El rey de Aragón viajó a Roma y se convirtió en vasallo de la Santa Sede. En justa correspondencia, el papa predicó una nueva cruzada contra el islam hispano. La isla de Sicilia, a la que habían acudido los normandos llamados a una cruzada, había sido abandonada por los musulmanes y la cristiandad esperaba que este ejemplo se repitiera en la Península Ibérica. Todos los reyes cristianos estaban convencidos de que aquel momento significaba el cambio en la situación política del mundo mediterráneo. Por primera vez desde su aparición en las orillas de este mar, los musulmanes perdían la iniciativa militar en favor de los cristianos. En los últimos meses de su vida, el papa Alejandro II promulgó una bula en la que se designaba al conde Eblo de Roucy, cuñado del rey de Aragón, como jefe de esta nueva expedición contra los musulmanes de al-Andalus. Los mercaderes trajeron la noticia hasta Zaragoza, pero los espías de al-Muqtádir le comunicaron que el movimiento de tropas era muy escaso y que los efectivos cristianos que habían respondido a la llamada del papa católico no suponían ninguna amenaza seria para sus territorios. Los escasos cruzados, ante la endeblez de sus fuerzas y efectivos y desmoralizados por la pronta muerte del Sumo Pontífice, se disolvieron sin ejecutar una sola acción guerrera. En Roma fue elegido nuevo pontífice el monje Hildebrando, el rival del cardenal Humberto de Selva Cándida, que adoptó el nombre de Gregorio VII. Al llegar la noticia a Zaragoza, Juan supo que aquel hombre traería días de gloria para la Iglesia y sin duda de dificultades para los musulmanes.

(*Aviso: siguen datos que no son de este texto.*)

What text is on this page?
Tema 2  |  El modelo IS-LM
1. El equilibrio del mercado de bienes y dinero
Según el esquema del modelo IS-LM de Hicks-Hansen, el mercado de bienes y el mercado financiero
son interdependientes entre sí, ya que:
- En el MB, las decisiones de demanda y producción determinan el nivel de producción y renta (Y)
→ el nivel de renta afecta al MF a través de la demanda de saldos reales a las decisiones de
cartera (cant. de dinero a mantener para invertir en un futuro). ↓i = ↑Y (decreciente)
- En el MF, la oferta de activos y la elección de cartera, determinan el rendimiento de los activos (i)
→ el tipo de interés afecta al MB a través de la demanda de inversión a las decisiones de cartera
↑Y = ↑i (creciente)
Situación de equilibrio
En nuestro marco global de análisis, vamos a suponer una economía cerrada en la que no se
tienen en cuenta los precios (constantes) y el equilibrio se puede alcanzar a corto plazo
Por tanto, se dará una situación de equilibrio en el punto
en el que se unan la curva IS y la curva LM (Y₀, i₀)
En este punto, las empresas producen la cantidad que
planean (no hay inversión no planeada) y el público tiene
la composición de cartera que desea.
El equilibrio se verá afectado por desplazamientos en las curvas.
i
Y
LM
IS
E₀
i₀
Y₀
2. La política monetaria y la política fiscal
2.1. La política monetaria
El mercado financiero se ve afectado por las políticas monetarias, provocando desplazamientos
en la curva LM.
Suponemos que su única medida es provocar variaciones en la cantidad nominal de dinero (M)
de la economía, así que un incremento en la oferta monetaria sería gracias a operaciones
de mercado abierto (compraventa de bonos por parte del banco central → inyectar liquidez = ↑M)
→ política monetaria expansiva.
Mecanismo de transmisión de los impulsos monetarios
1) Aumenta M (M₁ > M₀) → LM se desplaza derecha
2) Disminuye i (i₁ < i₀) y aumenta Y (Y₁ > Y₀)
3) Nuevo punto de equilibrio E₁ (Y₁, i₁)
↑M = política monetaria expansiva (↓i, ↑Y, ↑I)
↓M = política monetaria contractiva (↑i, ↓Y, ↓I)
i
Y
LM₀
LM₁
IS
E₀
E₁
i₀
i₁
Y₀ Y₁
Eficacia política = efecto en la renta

Aquel verano del año 465 de la hégira, 1073 del calendario cristiano, comenzaron las obras del pórtico sur del patio central del Palacio de la Alegría. La prisa del rey por trasladarse a vivir a su nueva residencia había obligado a interrumpir los trabajos, dejando inconclusas algunas partes. La entrada protocolaria al patio principal, donde se disponían las dos albercas, una de agua amarilla y otra azul, se realizaba para los embajadores desde el lado sur, después de atravesar el pasillo laberíntico, el salón del estanque de mercurio y la sala de espera. Desde ella se accedía al patio a través de una puerta que se abría directamente y que ahora sólo la protegía un pabellón de lona. Sobre el plano, el arquitecto había diseñado un pórtico de cinco arcos cruzados sostenidos por pares de columnas de pórfido, similares a las del lado norte. El arquitecto que comenzó los trabajos, el eficaz y brillante Jalid ibn Yusuf, había fallecido pocos meses después de la inauguración de su obra y a su muerte había sido nombrado como arquitecto real un joven maestro malagueño llamado Said al-Jair, que estaba dirigiendo la construcción del palacio real de la alcazaba de la ciudad fronteriza de Balaguer, a las órdenes de al-Muzaffar, el rey de Lérida, hermano y enemigo de al-Muqtádir.

El malagueño inspeccionó con Juan los planos de su antecesor y decidió llevar a cabo algunas transformaciones.

—Para las nuevas modas —expuso—, estos planos de Jalid son demasiado clásicos; carecen del dinamismo y de la fuerza expresiva que se impone en la arquitectura moderna. Las líneas son demasiado sobrias, sin movimiento, no trasmiten apenas ninguna sensación. La arquitectura actual es más etérea, más sutil, más alegre. Los cambios que propongo producirán sin duda nuevos efectos y darán al conjunto una mayor gracilidad. Quiero provocar una sensación de vértigo desbocado, de tumultos encontrados, de líneas vibrantes que se crucen en todas las direcciones sin romper en ningún momento la armonía y el equilibrio de lo ya construido.